Suddenly Jacques stopped.
“Go round by the bridge, madame. I shall take the bank.”
“I am coming with you,” she said, determinedly.
He raised no further objection, and they went where she and Jean had followed Raoul not so long ago, down a dark abyss of underwood which snatched at them as they pushed through it, slipping and sliding on the wet ground, her dress torn by briars and sharp twigs. Here and there, as they parted the branches, they caught a gleam of the river running, fiercely swollen, below, the moon striking the swift current, and leaving the darkness on either side more impenetrable. Several times Nathalie fell, but she repelled her companion’s help almost angrily, catching at the branches, and trying to add her feeble voice to the gardener’s shouts. When they reached the river it was like coming out into the day, the freakish moonlight falling in a flood of light on the grass, and bringing into clear distinctness the broad burdocks and mulleins which spread themselves near the water, while it left a fringe of poplars lower down on the other side in misty shadow. Jacques knew the river well, and had hastily made up his mind. Close to the spot where they were was a shallow into which he could wade, a spot where, when the river was in flood, things brought down by the current were often recoverable, caught as they were by a few stakes driven in at that point. It might be—But how the river ran, how it ran! What a slender hope was here! Their thoughts, though they had sprung together to this point, might be all unfounded; they might already be too late, or Léon might be lying, stiff and ghastly, in some gloomy shadow close to which they had passed unknowing. Jacques stood for a moment considering, and with the foolish inconsequence of misery Nathalie found herself noticing how white his bare feet looked in the moonlight, sunk as they were in the wet grass.

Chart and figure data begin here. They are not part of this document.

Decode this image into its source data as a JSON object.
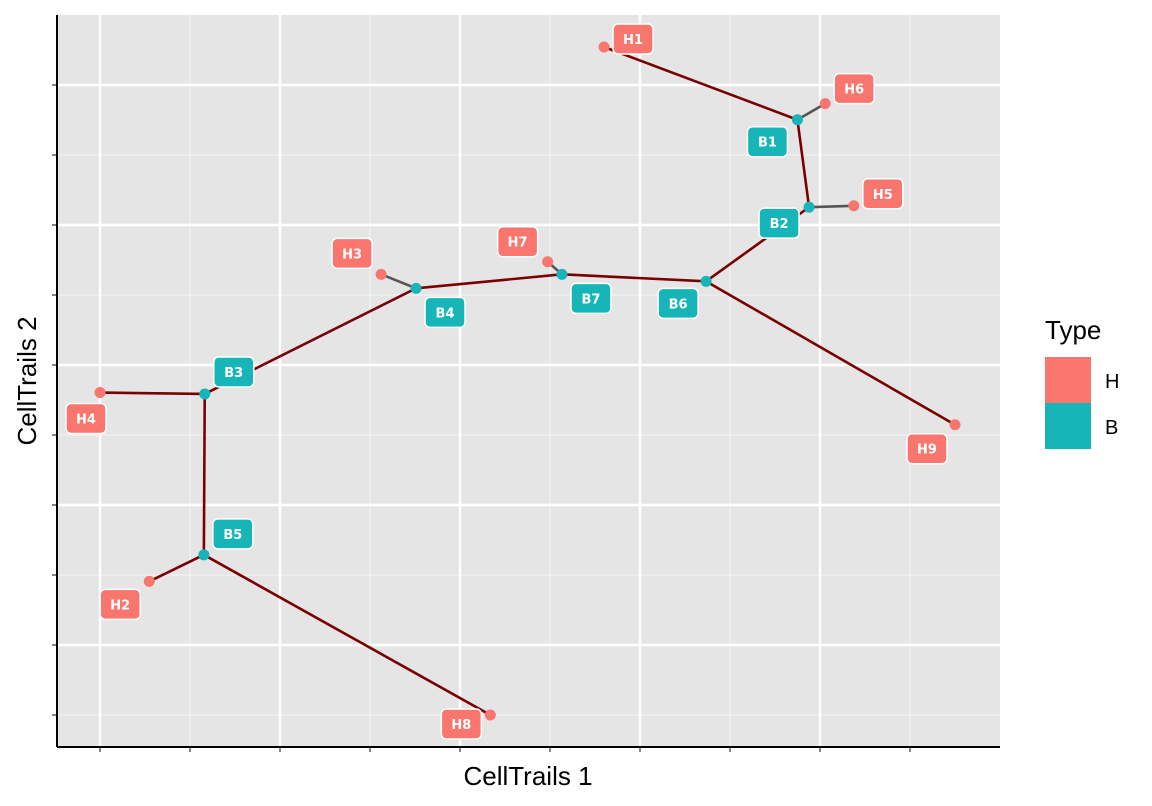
{
  "chart_data": {
    "type": "scatter",
    "title": "",
    "xlabel": "CellTrails 1",
    "ylabel": "CellTrails 2",
    "xlim": [
      -0.05,
      1.0
    ],
    "ylim": [
      -0.03,
      1.0
    ],
    "grid": true,
    "legend": {
      "title": "Type",
      "position": "right",
      "entries": [
        {
          "name": "H",
          "color": "#f8766d"
        },
        {
          "name": "B",
          "color": "#17b5b8"
        }
      ]
    },
    "points": [
      {
        "label": "H1",
        "type": "H",
        "x": 0.563,
        "y": 0.955
      },
      {
        "label": "H6",
        "type": "H",
        "x": 0.81,
        "y": 0.874
      },
      {
        "label": "B1",
        "type": "B",
        "x": 0.779,
        "y": 0.851
      },
      {
        "label": "H5",
        "type": "H",
        "x": 0.842,
        "y": 0.728
      },
      {
        "label": "B2",
        "type": "B",
        "x": 0.792,
        "y": 0.726
      },
      {
        "label": "H7",
        "type": "H",
        "x": 0.5,
        "y": 0.648
      },
      {
        "label": "B7",
        "type": "B",
        "x": 0.516,
        "y": 0.63
      },
      {
        "label": "B6",
        "type": "B",
        "x": 0.677,
        "y": 0.62
      },
      {
        "label": "H3",
        "type": "H",
        "x": 0.314,
        "y": 0.63
      },
      {
        "label": "B4",
        "type": "B",
        "x": 0.353,
        "y": 0.61
      },
      {
        "label": "B3",
        "type": "B",
        "x": 0.117,
        "y": 0.459
      },
      {
        "label": "H4",
        "type": "H",
        "x": 0.0,
        "y": 0.461
      },
      {
        "label": "H9",
        "type": "H",
        "x": 0.955,
        "y": 0.415
      },
      {
        "label": "B5",
        "type": "B",
        "x": 0.116,
        "y": 0.229
      },
      {
        "label": "H2",
        "type": "H",
        "x": 0.055,
        "y": 0.191
      },
      {
        "label": "H8",
        "type": "H",
        "x": 0.436,
        "y": 0.0
      }
    ],
    "edges": [
      [
        "H1",
        "B1"
      ],
      [
        "H6",
        "B1"
      ],
      [
        "B1",
        "B2"
      ],
      [
        "H5",
        "B2"
      ],
      [
        "B2",
        "B6"
      ],
      [
        "B6",
        "B7"
      ],
      [
        "H7",
        "B7"
      ],
      [
        "B7",
        "B4"
      ],
      [
        "H3",
        "B4"
      ],
      [
        "B4",
        "B3"
      ],
      [
        "H4",
        "B3"
      ],
      [
        "B3",
        "B5"
      ],
      [
        "H2",
        "B5"
      ],
      [
        "B5",
        "H8"
      ],
      [
        "B6",
        "H9"
      ]
    ]
  }
}
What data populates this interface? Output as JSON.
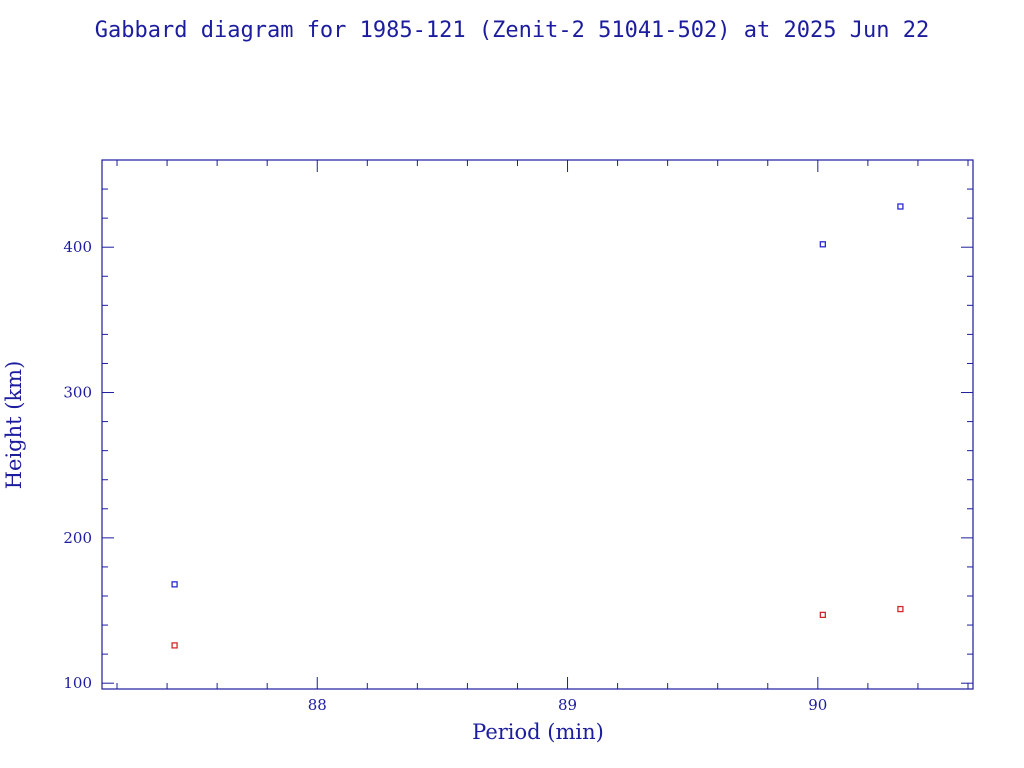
{
  "chart_data": {
    "type": "scatter",
    "title": "Gabbard diagram for 1985-121 (Zenit-2 51041-502) at 2025 Jun 22",
    "xlabel": "Period (min)",
    "ylabel": "Height (km)",
    "xlim": [
      87.14,
      90.62
    ],
    "ylim": [
      96,
      460
    ],
    "x_ticks": [
      88,
      89,
      90
    ],
    "x_tick_labels": [
      "88",
      "89",
      "90"
    ],
    "y_ticks": [
      100,
      200,
      300,
      400
    ],
    "y_tick_labels": [
      "100",
      "200",
      "300",
      "400"
    ],
    "grid": false,
    "legend": "none",
    "series": [
      {
        "color": "#2a2ad2",
        "x": [
          87.43,
          90.02,
          90.33
        ],
        "y": [
          168,
          402,
          428
        ]
      },
      {
        "color": "#d22a2a",
        "x": [
          87.43,
          90.02,
          90.33
        ],
        "y": [
          126,
          147,
          151
        ]
      }
    ]
  },
  "colors": {
    "axis": "#1c1c9e",
    "text": "#1c1c9e"
  }
}
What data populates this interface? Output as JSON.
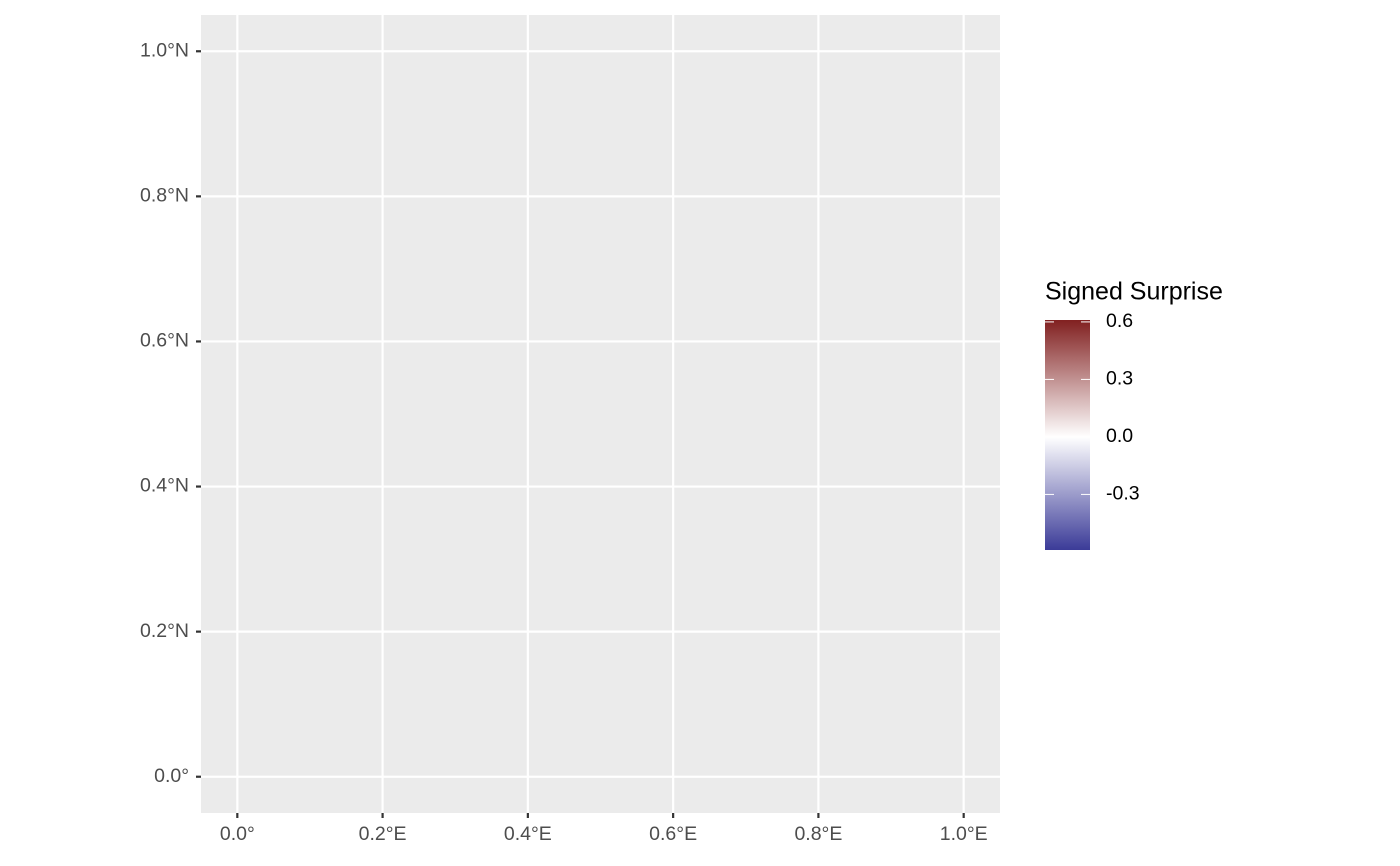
{
  "chart_data": {
    "type": "map",
    "xlim": [
      -0.05,
      1.05
    ],
    "ylim": [
      -0.05,
      1.05
    ],
    "xticks": [
      {
        "value": 0,
        "label": "0.0°"
      },
      {
        "value": 0.2,
        "label": "0.2°E"
      },
      {
        "value": 0.4,
        "label": "0.4°E"
      },
      {
        "value": 0.6,
        "label": "0.6°E"
      },
      {
        "value": 0.8,
        "label": "0.8°E"
      },
      {
        "value": 1,
        "label": "1.0°E"
      }
    ],
    "yticks": [
      {
        "value": 0,
        "label": "0.0°"
      },
      {
        "value": 0.2,
        "label": "0.2°N"
      },
      {
        "value": 0.4,
        "label": "0.4°N"
      },
      {
        "value": 0.6,
        "label": "0.6°N"
      },
      {
        "value": 0.8,
        "label": "0.8°N"
      },
      {
        "value": 1,
        "label": "1.0°N"
      }
    ],
    "grid": true,
    "legend": {
      "title": "Signed Surprise",
      "limits": [
        -0.59,
        0.61
      ],
      "midpoint": 0,
      "low_color": "#3b3b98",
      "mid_color": "#ffffff",
      "high_color": "#812020",
      "ticks": [
        0.6,
        0.3,
        {
          "value": 0,
          "label": "0.0"
        },
        -0.3
      ]
    }
  }
}
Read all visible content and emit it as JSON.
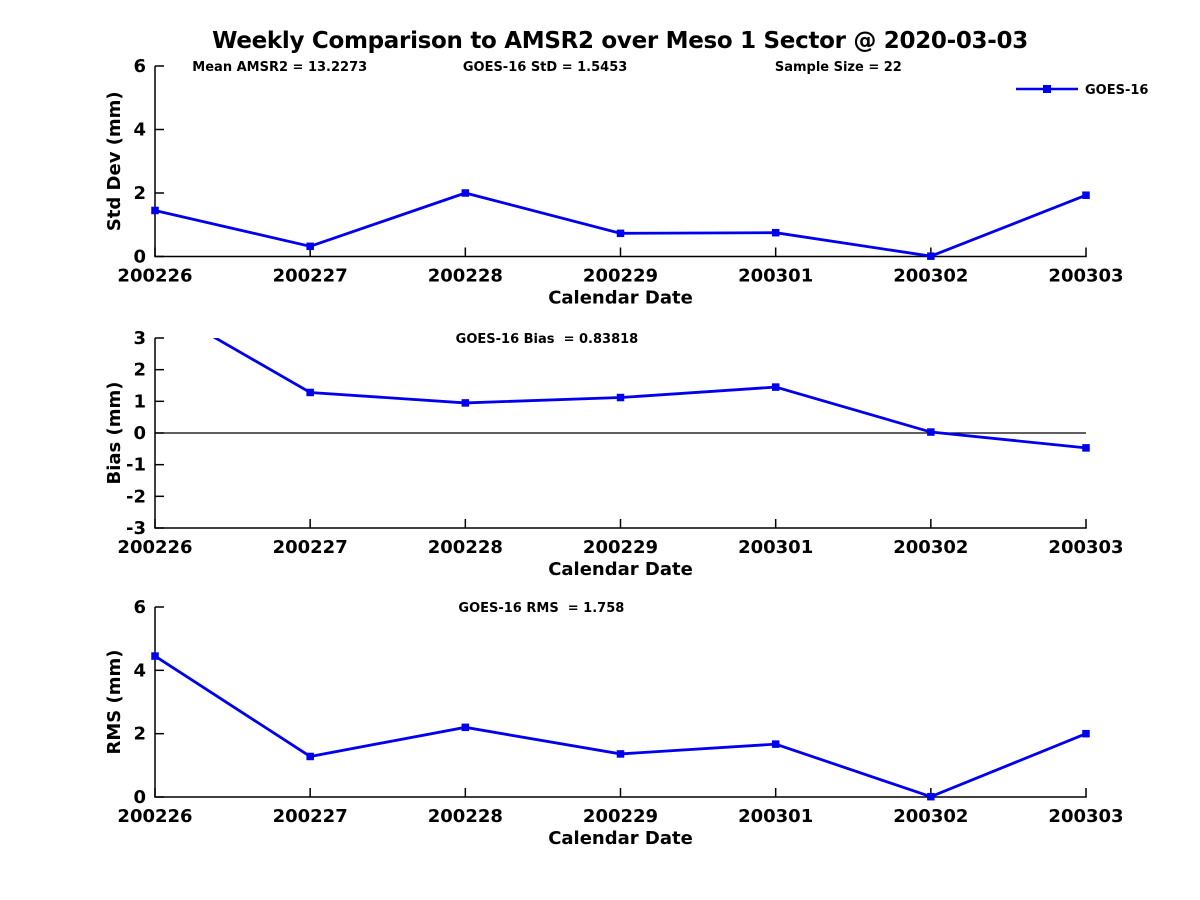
{
  "page": {
    "title": "Weekly Comparison to AMSR2 over Meso 1 Sector @ 2020-03-03"
  },
  "legend": {
    "label": "GOES-16",
    "marker": "square"
  },
  "colors": {
    "line": "#0000ee",
    "axis": "#000000",
    "zero_line": "#000000",
    "text": "#000000",
    "background": "#ffffff"
  },
  "chart_data": [
    {
      "type": "line",
      "id": "stddev",
      "title": "",
      "annotations": [
        "Mean AMSR2 = 13.2273",
        "GOES-16 StD = 1.5453",
        "Sample Size = 22"
      ],
      "xlabel": "Calendar Date",
      "ylabel": "Std Dev (mm)",
      "ylim": [
        0,
        6
      ],
      "yticks": [
        0,
        2,
        4,
        6
      ],
      "categories": [
        "200226",
        "200227",
        "200228",
        "200229",
        "200301",
        "200302",
        "200303"
      ],
      "series": [
        {
          "name": "GOES-16",
          "marker": "square",
          "values": [
            1.45,
            0.32,
            2.0,
            0.73,
            0.75,
            0.01,
            1.93
          ]
        }
      ],
      "zero_line": false,
      "grid": false,
      "legend_position": "top-right"
    },
    {
      "type": "line",
      "id": "bias",
      "title": "",
      "annotations": [
        "GOES-16 Bias  = 0.83818"
      ],
      "xlabel": "Calendar Date",
      "ylabel": "Bias (mm)",
      "ylim": [
        -3,
        3
      ],
      "yticks": [
        -3,
        -2,
        -1,
        0,
        1,
        2,
        3
      ],
      "categories": [
        "200226",
        "200227",
        "200228",
        "200229",
        "200301",
        "200302",
        "200303"
      ],
      "series": [
        {
          "name": "GOES-16",
          "marker": "square",
          "values": [
            4.1,
            1.28,
            0.95,
            1.12,
            1.45,
            0.03,
            -0.47
          ]
        }
      ],
      "zero_line": true,
      "grid": false,
      "legend_position": "none"
    },
    {
      "type": "line",
      "id": "rms",
      "title": "",
      "annotations": [
        "GOES-16 RMS  = 1.758"
      ],
      "xlabel": "Calendar Date",
      "ylabel": "RMS (mm)",
      "ylim": [
        0,
        6
      ],
      "yticks": [
        0,
        2,
        4,
        6
      ],
      "categories": [
        "200226",
        "200227",
        "200228",
        "200229",
        "200301",
        "200302",
        "200303"
      ],
      "series": [
        {
          "name": "GOES-16",
          "marker": "square",
          "values": [
            4.45,
            1.28,
            2.2,
            1.36,
            1.67,
            0.01,
            2.0
          ]
        }
      ],
      "zero_line": false,
      "grid": false,
      "legend_position": "none"
    }
  ]
}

“I will stay here with the pole, madame,” he said. “Will you go up towards the bridge, and whistle for me if there is need?”
She was gone before he had finished, stumbling along, her staring eyes devouring the waters as they rushed by her; and she had not gone twenty yards before Jacques heard a scream, a splash, and, running to the spot, found her up to her knees in the water among the flags, clutching something which rose and fell, and, when it rose, turned a white face to the moonlight.